Seulement en cas de faute nettement minime et de compréhension immédiate, il peut être examiné si une procédure de diversion exceptionnelle est admissible. Dans la pratique, la diversion reste possible, mais rare en cas de harcèlement persistant.
Sebastian RiedlmairHarlander & Partner Rechtsanwälte „Der Strafrahmen verdeutlicht, dass beharrliche Verfolgung kein Missverständnis, sondern ein ernstes Unrecht mit klaren gesetzlichen Grenzen ist.“
Détermination de la peine & Conséquences
Le tribunal évalue la peine en fonction de la durée, de l’intensité et de la ténacité du harcèlement, ainsi que de l’impact réel du comportement sur la vie de la victime. Il est déterminant de savoir si l’auteur est intervenu dans la vie privée de la victime à plusieurs reprises, de manière ciblée ou de manière planifiée sur une période prolongée et si le harcèlement a causé une charge ou une restriction durable de la vie quotidienne.

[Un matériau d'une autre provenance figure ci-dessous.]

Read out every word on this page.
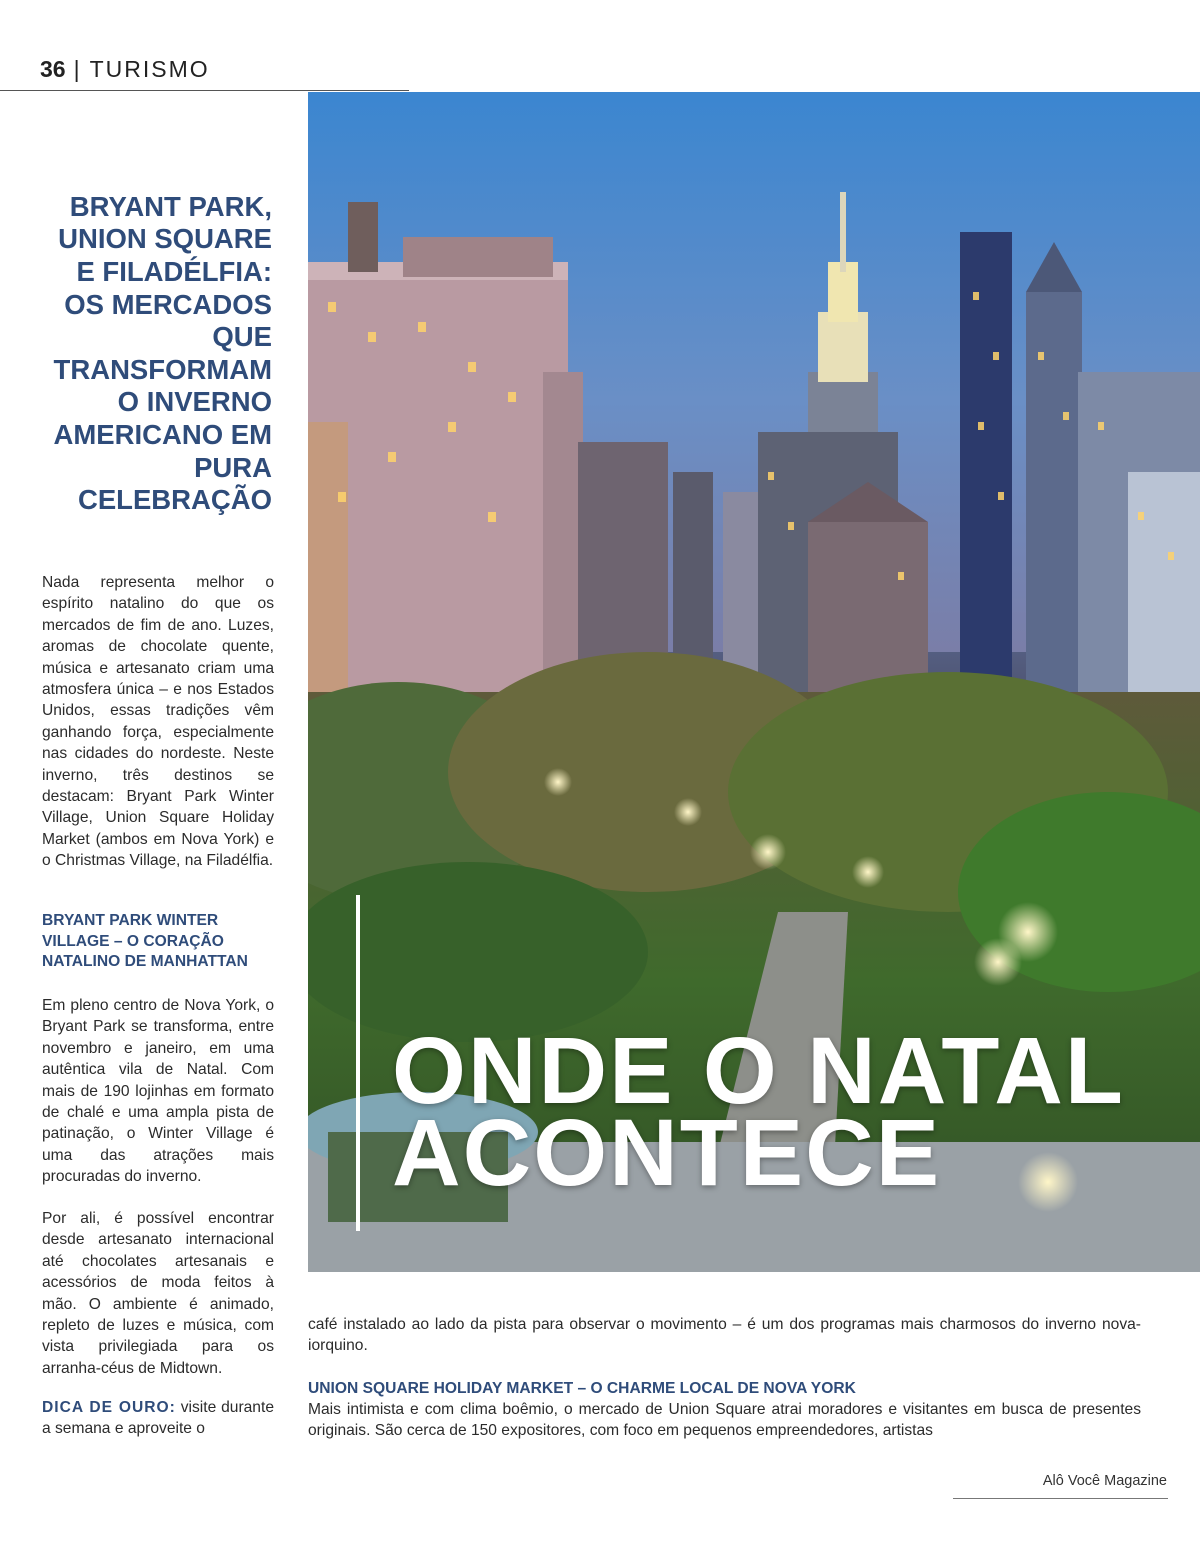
36 | TURISMO
ONDE O NATAL
ACONTECE
BRYANT PARK, UNION SQUARE E FILADÉLFIA: OS MERCADOS QUE TRANSFORMAM O INVERNO AMERICANO EM PURA CELEBRAÇÃO

Nada representa melhor o espírito natalino do que os mercados de fim de ano. Luzes, aromas de chocolate quente, música e artesanato criam uma atmosfera única – e nos Estados Unidos, essas tradições vêm ganhando força, especialmente nas cidades do nordeste. Neste inverno, três destinos se destacam: Bryant Park Winter Village, Union Square Holiday Market (ambos em Nova York) e o Christmas Village, na Filadélfia.

BRYANT PARK WINTER VILLAGE – O CORAÇÃO NATALINO DE MANHATTAN

Em pleno centro de Nova York, o Bryant Park se transforma, entre novembro e janeiro, em uma autêntica vila de Natal. Com mais de 190 lojinhas em formato de chalé e uma ampla pista de patinação, o Winter Village é uma das atrações mais procuradas do inverno.

Por ali, é possível encontrar desde artesanato internacional até chocolates artesanais e acessórios de moda feitos à mão. O ambiente é animado, repleto de luzes e música, com vista privilegiada para os arranha-céus de Midtown.

DICA DE OURO: visite durante a semana e aproveite o

café instalado ao lado da pista para observar o movimento – é um dos programas mais charmosos do inverno nova-iorquino.

UNION SQUARE HOLIDAY MARKET – O CHARME LOCAL DE NOVA YORK

Mais intimista e com clima boêmio, o mercado de Union Square atrai moradores e visitantes em busca de presentes originais. São cerca de 150 expositores, com foco em pequenos empreendedores, artistas

Alô Você Magazine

Des circonstances aggravantes existent notamment si
- que le harcèlement ait duré sur une période prolongée,
- qu’il y ait eu un harcèlement systématique ou particulièrement tenace,
- que la victime ait été considérablement limitée dans son mode de vie,
- que des données personnelles aient été utilisées abusivement ou que des contenus intimes aient été publiés,
- qu’il y ait eu poursuite malgré un refus clair,
- qu’une charge psychique considérable se soit produite,
- ou qu’il existe des condamnations antérieures pertinentes.
Les circonstances atténuantes sont par exemple
- Absence d’antécédents,
- des aveux complets et une compréhension manifeste,
- une cessation immédiate du comportement,
- des efforts de réparation,
- des charges psychiques particulières chez l’auteur,
- ou une durée excessive de la procédure.

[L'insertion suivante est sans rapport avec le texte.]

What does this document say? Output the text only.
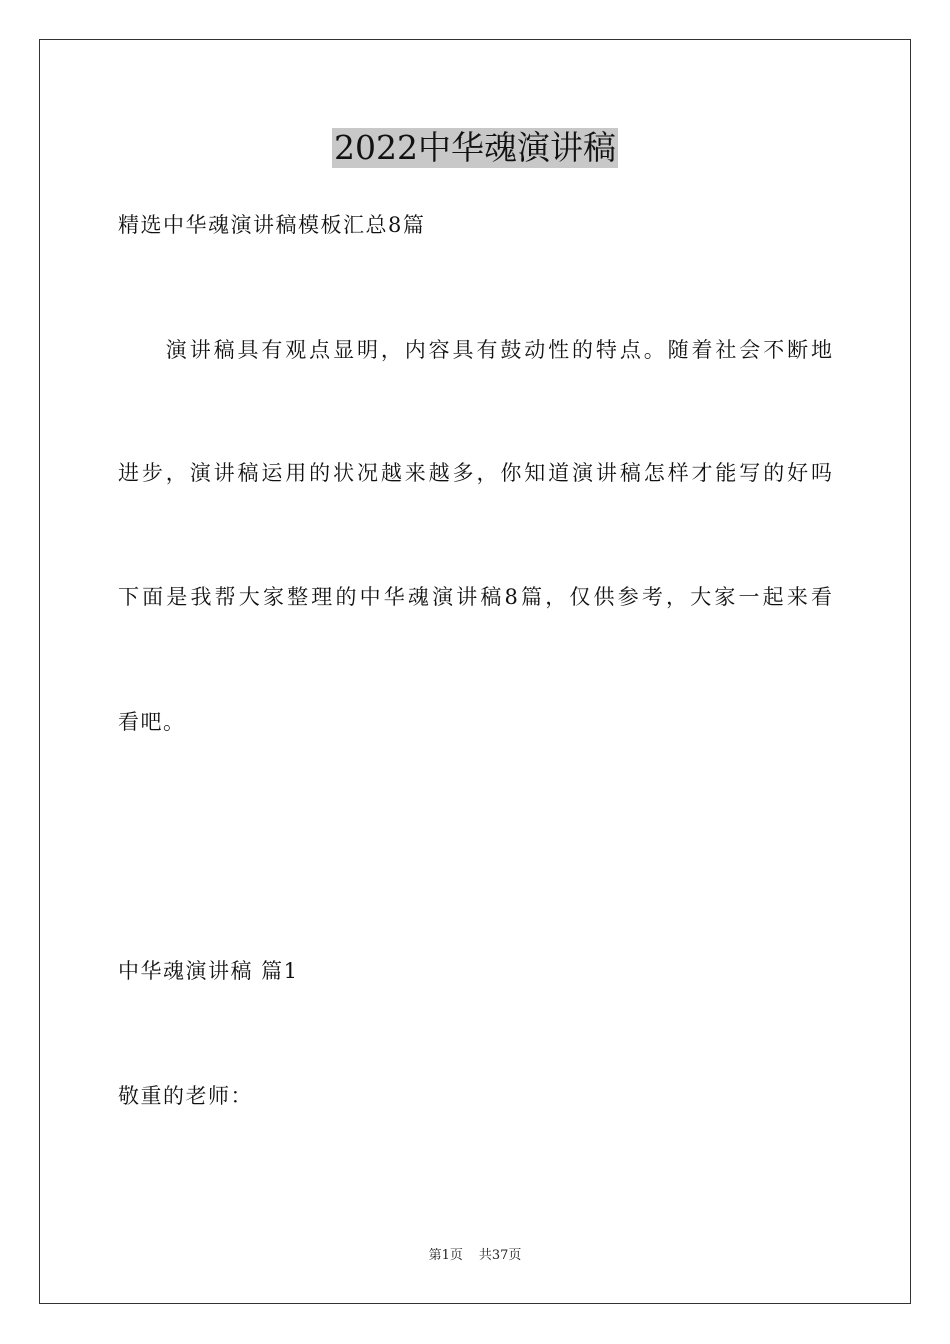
2022中华魂演讲稿
精选中华魂演讲稿模板汇总8篇
　　演讲稿具有观点显明，内容具有鼓动性的特点。随着社会不断地
进步，演讲稿运用的状况越来越多，你知道演讲稿怎样才能写的好吗
下面是我帮大家整理的中华魂演讲稿8篇，仅供参考，大家一起来看
看吧。
中华魂演讲稿 篇1
敬重的老师：
第1页 共37页
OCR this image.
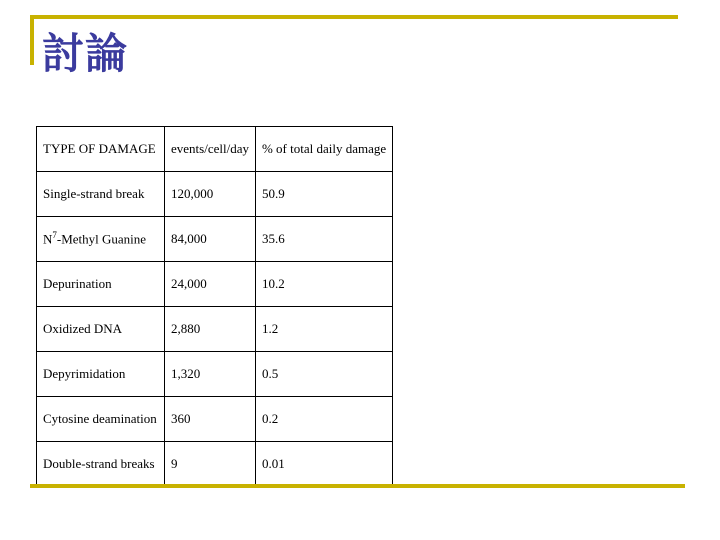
討論
TYPE OF DAMAGE	events/cell/day	% of total daily damage
Single-strand break	120,000	50.9
$N^7$-Methyl Guanine	84,000	35.6
Depurination	24,000	10.2
Oxidized DNA	2,880	1.2
Depyrimidation	1,320	0.5
Cytosine deamination	360	0.2
Double-strand breaks	9	0.01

Le tribunal peut suspendre conditionnellement une peine de prison si elle ne dépasse pas deux ans et si l’auteur présente un pronostic social positif. Cela vaut également en cas de harcèlement persistant, à condition qu’il n’y ait pas de circonstances particulièrement accablantes.
Cadre pénal
Le harcèlement persistant est puni dans le cadre de l’infraction de base conformément au § 107a al. 1 StGB par une peine de prison pouvant aller jusqu’à un an ou une amende pouvant aller jusqu’à 720 jours-amendes. Le législateur considère l’influence répétée, tenace et objectivement accablante sur une personne comme une atteinte considérable à sa vie privée, à sa sécurité et à sa liberté de vivre. Cette infraction de base constitue le point de départ de la menace de peine.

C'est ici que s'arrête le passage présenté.